15 de Agosto de 2023


A frase a seguir pode parecer assustadora, mas a realidade é que somos povoados por bactérias. Trilhões delas, na verdade. E isso não é ruim! Conhecidas como “bactérias boas”, elas estão por toda a parte do nosso corpo, mas principalmente em nosso intestino, formando a microbiota intestinal.

Essa microbiota intestinal é uma estrutura importantíssima para o bom funcionamento do nosso organismo e é formada desde que nascemos. É graças a ela que nos protegemos de agentes infecciosos, absorvemos nutrientes, fazemos uma boa digestão, renovação celular, dentre outros benefícios. 

As bactérias boas são, portanto, nosso “exército” invisível, e é preciso que ela esteja em equilíbrio para que o resto do corpo também esteja. É o que separa a saúde da doença, como defendem alguns especialistas. E, como já te contamos neste Tema da Vez, o nosso intestino é considerado o nosso segundo cérebro, tamanha sua importância para o bom funcionamento do corpo. 


Como ajudar e como atrapalhar 

Há uma série de coisas que podem desequilibrar a microbiota intestinal - antes conhecida como “flora intestinal” - e causar a chamada disbiose: 


  • Uso de antibióticos ou outros medicamentos em abundância

  • Estresse e maus hábitos como tabagismo ou sedentarismo

  • Doenças, sobretudo as crônicas

  • Poluição

  • Fatores genéticos

  • E, principalmente, uma alimentação pobre em nutrientes e rica em gorduras saturadas.

Além disso, seu desequilíbrio está também relacionado ao surgimento de diferentes males, sobretudo os males intestinais, como conta este artigo. São eles: 

  • Síndrome do Intestino Irritável                                     

  • Infecções repetidas 

  • Asma 

  • Obesidade 

  • Diabetes tipo 2

  • Doenças cardiovasculares 

  • Doenças autoimunes 

  • Transtornos comportamentais

Mas, o que faz bem para ela, então? Muitas coisas também! 

  • Alimentos fermentados e/ou probióticos (vale a suplementação também, mas nunca antes sem conversar com o seu médico)

  • Uma dieta rica em fibras para que a digestão se dê de forma saudável

  • Cultivar bons hábitos, como prática de exercícios físicos e bom nível de hidratação

  • Meditação


O que os monges nos ensinam

Meditação? Sim! É isso mesmo que você leu. A prática já surgiu aqui no Plenae aplicada em inúmeros contextos, é verdade. Mas, aplicada aos benefícios da microbiota é a primeira vez, pois trata-se de uma descoberta recente, mas que já provoca os cientistas a pesquisarem mais sobre o assunto.

Um estudo específico ganhou destaque. Liderado por cientistas do Centro de Saúde Mental de Xangai, da Universidade de Medicina Jiao Tong, na China, os resultados foram posteriormente divulgados na General Psychiatry e publicados pelo British Medical Journal. 

A metodologia analisou amostras de sangue de 37 monges tibetanos, de três templos diferentes, e de 19 pessoas “comuns” que viviam nos arredores desses templos. Os resultados apontam para o fato de que a meditação, se feita de forma profunda e constante, pode ter influência na regulação da flora intestinal.
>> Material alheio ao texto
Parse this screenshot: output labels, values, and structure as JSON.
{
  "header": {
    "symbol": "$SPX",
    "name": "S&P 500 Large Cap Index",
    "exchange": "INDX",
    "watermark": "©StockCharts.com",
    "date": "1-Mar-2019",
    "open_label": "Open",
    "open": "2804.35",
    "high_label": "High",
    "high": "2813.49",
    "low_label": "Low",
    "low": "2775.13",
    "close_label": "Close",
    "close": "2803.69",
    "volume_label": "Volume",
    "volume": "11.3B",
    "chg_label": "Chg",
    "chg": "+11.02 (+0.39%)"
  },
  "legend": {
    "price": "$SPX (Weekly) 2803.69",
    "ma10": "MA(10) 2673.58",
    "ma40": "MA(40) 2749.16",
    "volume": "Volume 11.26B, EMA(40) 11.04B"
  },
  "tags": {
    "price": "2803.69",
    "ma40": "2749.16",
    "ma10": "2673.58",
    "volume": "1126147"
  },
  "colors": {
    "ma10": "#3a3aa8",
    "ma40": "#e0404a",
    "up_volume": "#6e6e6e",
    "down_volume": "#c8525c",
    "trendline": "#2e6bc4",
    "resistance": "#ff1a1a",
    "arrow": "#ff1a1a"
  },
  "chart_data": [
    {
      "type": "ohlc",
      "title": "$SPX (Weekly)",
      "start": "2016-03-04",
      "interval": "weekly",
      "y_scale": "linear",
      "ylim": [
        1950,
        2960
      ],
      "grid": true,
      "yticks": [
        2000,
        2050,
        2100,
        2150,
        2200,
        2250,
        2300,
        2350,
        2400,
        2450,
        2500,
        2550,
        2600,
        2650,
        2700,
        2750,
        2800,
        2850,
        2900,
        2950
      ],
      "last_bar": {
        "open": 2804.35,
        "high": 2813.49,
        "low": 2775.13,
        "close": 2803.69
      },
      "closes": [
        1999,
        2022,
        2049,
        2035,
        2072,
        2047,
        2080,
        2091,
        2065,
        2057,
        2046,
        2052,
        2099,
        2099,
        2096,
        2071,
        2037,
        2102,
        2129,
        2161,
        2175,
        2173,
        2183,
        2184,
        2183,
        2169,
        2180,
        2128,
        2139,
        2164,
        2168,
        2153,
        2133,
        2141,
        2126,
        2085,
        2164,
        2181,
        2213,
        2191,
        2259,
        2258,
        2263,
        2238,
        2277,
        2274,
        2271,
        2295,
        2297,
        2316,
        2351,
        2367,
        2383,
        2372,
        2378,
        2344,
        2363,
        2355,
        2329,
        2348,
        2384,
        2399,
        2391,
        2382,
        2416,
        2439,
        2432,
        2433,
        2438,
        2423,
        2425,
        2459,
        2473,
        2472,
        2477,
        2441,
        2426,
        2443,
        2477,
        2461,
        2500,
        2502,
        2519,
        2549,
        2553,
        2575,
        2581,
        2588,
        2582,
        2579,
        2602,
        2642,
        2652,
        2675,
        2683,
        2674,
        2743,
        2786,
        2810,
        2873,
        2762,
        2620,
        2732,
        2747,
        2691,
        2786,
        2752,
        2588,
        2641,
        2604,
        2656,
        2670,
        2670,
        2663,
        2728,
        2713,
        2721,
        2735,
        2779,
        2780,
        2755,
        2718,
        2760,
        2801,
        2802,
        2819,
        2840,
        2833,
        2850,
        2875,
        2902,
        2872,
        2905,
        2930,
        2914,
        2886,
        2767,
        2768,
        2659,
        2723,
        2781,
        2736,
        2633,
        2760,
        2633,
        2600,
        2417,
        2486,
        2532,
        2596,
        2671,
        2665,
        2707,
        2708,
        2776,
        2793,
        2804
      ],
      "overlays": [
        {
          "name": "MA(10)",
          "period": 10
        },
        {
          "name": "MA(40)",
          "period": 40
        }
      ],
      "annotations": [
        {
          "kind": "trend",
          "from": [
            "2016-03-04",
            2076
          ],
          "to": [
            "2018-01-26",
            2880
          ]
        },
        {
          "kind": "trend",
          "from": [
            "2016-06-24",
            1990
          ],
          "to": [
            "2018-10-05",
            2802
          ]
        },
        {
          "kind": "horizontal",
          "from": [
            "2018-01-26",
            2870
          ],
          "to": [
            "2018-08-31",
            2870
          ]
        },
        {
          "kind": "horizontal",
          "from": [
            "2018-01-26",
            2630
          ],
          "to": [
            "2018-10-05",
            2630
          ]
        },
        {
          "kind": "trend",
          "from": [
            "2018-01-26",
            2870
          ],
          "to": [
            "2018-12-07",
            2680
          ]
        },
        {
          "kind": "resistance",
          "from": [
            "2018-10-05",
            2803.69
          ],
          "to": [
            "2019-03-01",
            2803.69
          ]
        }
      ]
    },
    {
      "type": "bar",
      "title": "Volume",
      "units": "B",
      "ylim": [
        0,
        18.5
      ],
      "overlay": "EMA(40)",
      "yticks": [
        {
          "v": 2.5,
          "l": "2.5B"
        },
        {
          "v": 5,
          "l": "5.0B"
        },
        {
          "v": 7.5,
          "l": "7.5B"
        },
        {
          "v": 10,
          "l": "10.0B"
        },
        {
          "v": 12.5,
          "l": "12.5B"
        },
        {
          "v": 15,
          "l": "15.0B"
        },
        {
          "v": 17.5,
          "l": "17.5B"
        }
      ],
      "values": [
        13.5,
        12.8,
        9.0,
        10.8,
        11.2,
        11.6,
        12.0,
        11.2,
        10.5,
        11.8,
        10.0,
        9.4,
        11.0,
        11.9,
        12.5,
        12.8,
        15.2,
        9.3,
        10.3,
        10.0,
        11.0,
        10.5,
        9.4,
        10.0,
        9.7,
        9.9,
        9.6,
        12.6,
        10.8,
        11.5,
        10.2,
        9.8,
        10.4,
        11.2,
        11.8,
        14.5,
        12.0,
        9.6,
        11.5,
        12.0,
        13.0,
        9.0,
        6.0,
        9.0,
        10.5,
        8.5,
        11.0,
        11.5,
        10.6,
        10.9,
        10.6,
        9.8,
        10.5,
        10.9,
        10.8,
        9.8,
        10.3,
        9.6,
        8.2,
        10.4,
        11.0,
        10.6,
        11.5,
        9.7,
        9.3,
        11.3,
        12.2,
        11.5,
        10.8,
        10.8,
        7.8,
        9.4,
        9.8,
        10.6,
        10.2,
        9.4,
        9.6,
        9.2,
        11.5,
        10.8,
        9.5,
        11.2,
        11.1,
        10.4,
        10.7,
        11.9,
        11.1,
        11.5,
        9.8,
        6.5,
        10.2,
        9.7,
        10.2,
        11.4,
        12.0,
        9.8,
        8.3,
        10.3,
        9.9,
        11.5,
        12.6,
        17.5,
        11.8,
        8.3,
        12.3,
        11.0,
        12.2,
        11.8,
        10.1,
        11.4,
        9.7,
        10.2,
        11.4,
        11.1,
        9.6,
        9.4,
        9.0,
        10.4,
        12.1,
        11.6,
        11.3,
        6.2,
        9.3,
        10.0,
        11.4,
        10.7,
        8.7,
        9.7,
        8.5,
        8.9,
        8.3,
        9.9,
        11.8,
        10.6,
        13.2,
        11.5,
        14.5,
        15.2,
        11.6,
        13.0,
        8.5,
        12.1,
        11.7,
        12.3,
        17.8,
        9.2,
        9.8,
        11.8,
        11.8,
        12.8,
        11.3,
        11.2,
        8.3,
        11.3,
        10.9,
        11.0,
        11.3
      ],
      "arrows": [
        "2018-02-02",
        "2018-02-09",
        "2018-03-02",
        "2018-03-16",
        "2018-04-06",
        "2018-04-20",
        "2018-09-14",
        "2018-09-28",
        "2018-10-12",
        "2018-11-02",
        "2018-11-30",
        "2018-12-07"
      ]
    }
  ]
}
Os monges analisados possuíam uma microbiota enriquecida, associada a um risco menor de ansiedade, depressão e doenças cardiovasculares, potencializando ainda o sistema imunológico. “Em suma, estes resultados sugerem que a meditação desempenha um papel positivo em patologias psicossomáticas e no bem-estar”, conclui o estudo.

Isso acontece também provavelmente por causa de um detalhe interessante: a prática meditativa é conhecida por ser um caminho para o equilíbrio mental e emocional, e um atalho também para reduzir o estresse. E, como te falamos, o estresse é justamente um fator negativo para sua microbiota intestinal, e sua presença em excesso pode sim levar a uma disbiose. 


Para meditar, é preciso acreditar 

Vale destacar, porém, que os efeitos não são a curto prazo. Ou seja, é preciso tempo de prática. Os monges que participaram dessa pesquisa praticaram pelo menos duas horas de meditação por dia, durante um período de três a 30 anos. Além disso, nenhum deles tinha usado substâncias que pudessem alterar a sua microbiota nos últimos três meses — como antibióticos ou probióticos, por exemplo. 

Fatores como a idade, a pressão arterial, a frequência cardíaca ou a dieta também foram levados em consideração na hora de compará-los aos moradores da vizinhança, também analisados, como te contamos anteriormente. Depois, foram comparados os valores da microbiota intestinal destes monges com os de outras pessoas a viver na vizinhança. 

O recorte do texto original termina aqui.